Whenever I started optimizing systems at a new job this was one of the first things I looked at. Why? Because fixing storage issues affected all the databases that resided on that storage. It was a big hammer. After I fixed my storage issues, I was able to then have enough breathing room to address other things.

So I encourage everyone to know their latency. It is even more important if you are virtualized. You could have something going on between you and the hyper-visor. DBAs should never ask do we have a problem. They should know. So Microsoft has generally guided that latency should be 25ms or below. My opinion in the age of all flash is that it should be close to what your storage array states it can do. At Pure we expect our customers to be sub 1 millisecond.
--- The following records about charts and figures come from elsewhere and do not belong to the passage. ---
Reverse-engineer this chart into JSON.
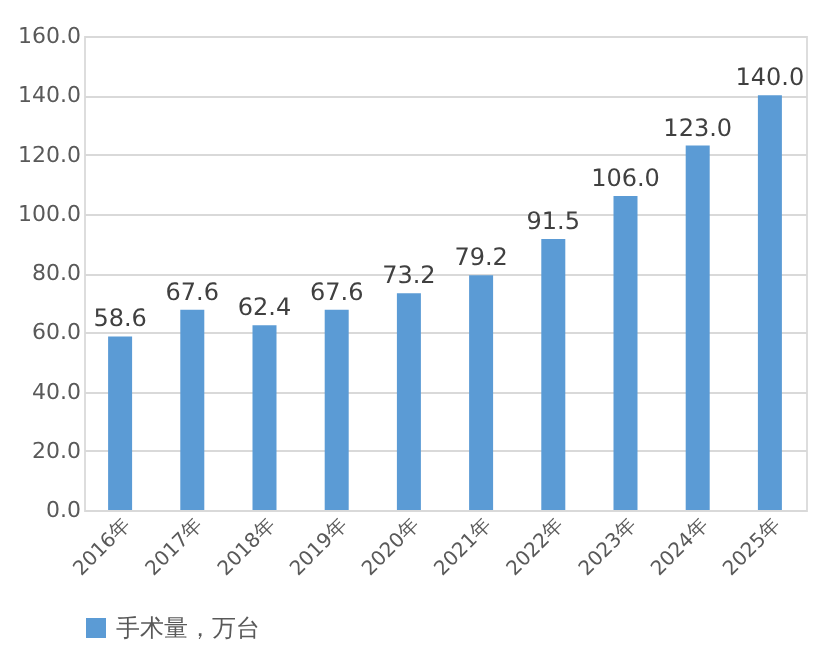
{
  "chart_data": {
    "type": "bar",
    "categories": [
      "2016年",
      "2017年",
      "2018年",
      "2019年",
      "2020年",
      "2021年",
      "2022年",
      "2023年",
      "2024年",
      "2025年"
    ],
    "series": [
      {
        "name": "手术量，万台",
        "color": "#5b9bd5",
        "values": [
          58.6,
          67.6,
          62.4,
          67.6,
          73.2,
          79.2,
          91.5,
          106.0,
          123.0,
          140.0
        ]
      }
    ],
    "value_labels": [
      "58.6",
      "67.6",
      "62.4",
      "67.6",
      "73.2",
      "79.2",
      "91.5",
      "106.0",
      "123.0",
      "140.0"
    ],
    "ylim": [
      0,
      160
    ],
    "yticks": [
      {
        "value": 0,
        "label": "0.0"
      },
      {
        "value": 20,
        "label": "20.0"
      },
      {
        "value": 40,
        "label": "40.0"
      },
      {
        "value": 60,
        "label": "60.0"
      },
      {
        "value": 80,
        "label": "80.0"
      },
      {
        "value": 100,
        "label": "100.0"
      },
      {
        "value": 120,
        "label": "120.0"
      },
      {
        "value": 140,
        "label": "140.0"
      },
      {
        "value": 160,
        "label": "160.0"
      }
    ],
    "grid": "y",
    "legend": "bottom"
  }
}
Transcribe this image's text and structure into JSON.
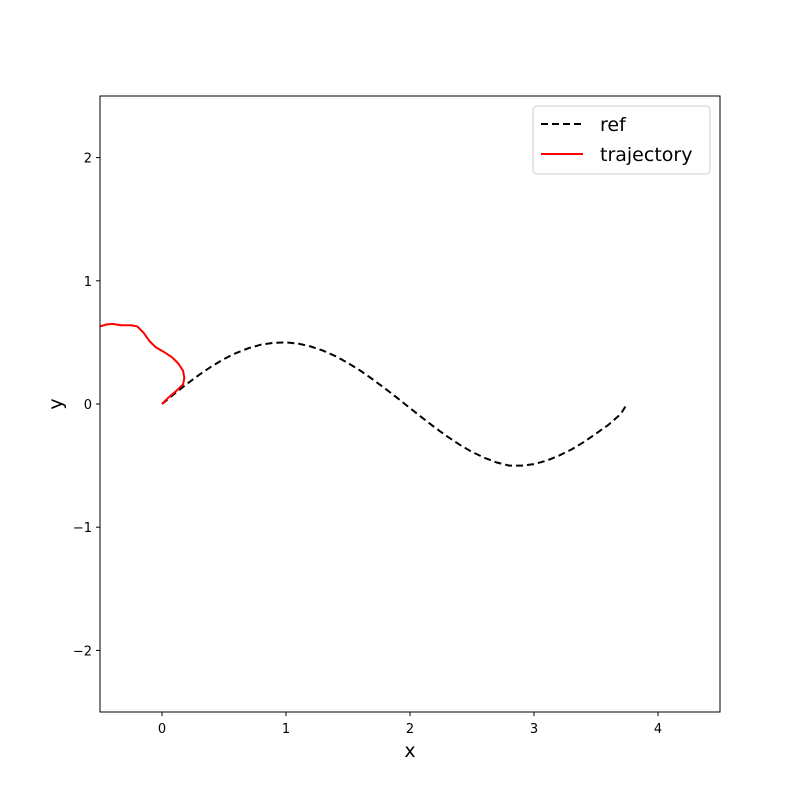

So what is your latency? Well the best way to figure that out is to log your dm_io_virtual_filestats or leverage a monitoring tool that does that for you. I will cover logging the dm_io_virtual_filestats in a future blog. But if you want to do a quick gut check run the following query.

SELECT
[ReadLatency] = CASE WHEN sum([num_of_reads]) = 0 THEN 0 ELSE (SUM([io_stall_read_ms]) / SUM([num_of_reads])) END,
[WriteLatency] = CASE WHEN SUM([num_of_writes]) = 0 THEN 0 ELSE (SUM([io_stall_write_ms]) / SUM([num_of_writes])) END,
[Latency] = CASE WHEN SUM([num_of_reads]) = 0 AND SUM([num_of_writes]) = 0 THEN 0 ELSE (SUM([io_stall]) / (SUM([num_of_reads]) + SUM([num_of_writes]))) END,
[AvgBPerRead] = CASE WHEN SUM([num_of_reads]) = 0 THEN 0 ELSE (SUM([num_of_bytes_read]) / SUM([num_of_reads])) END,
[AvgBPerWrite] = CASE WHEN SUM([num_of_writes]) = 0 THEN 0 ELSE (SUM([num_of_bytes_written]) / SUM([num_of_writes])) END,
[AvgBPerTransfer] = CASE WHEN (SUM([num_of_reads]) = 0 AND SUM([num_of_writes]) = 0)
THEN 0 ELSE
((SUM([num_of_bytes_read]) + SUM([num_of_bytes_written])) /
(SUM([num_of_reads]) + SUM([num_of_writes]))) END,
volume_mount_point
FROM sys.dm_io_virtual_file_stats (NULL,NULL) AS [vfs]
JOIN sys.master_files AS [mf] ON [vfs].[database_id] = [mf].[database_id] AND [vfs].[file_id] = [mf].[file_id]
CROSS APPLY sys.dm_os_volume_stats(mf.database_id, mf.file_id)
group by volume_mount_point
ORDER BY volume_mount_point

Now this shows the average since the last restart of the sql server service. Any peaks in latency will be averaged out. From my experience if you are around the 20ms mark with this query, you are absolutely exceeding the acceptable 25 ms at times. Also if you are on modern storage you should be below a 1 ms. Stay flashy!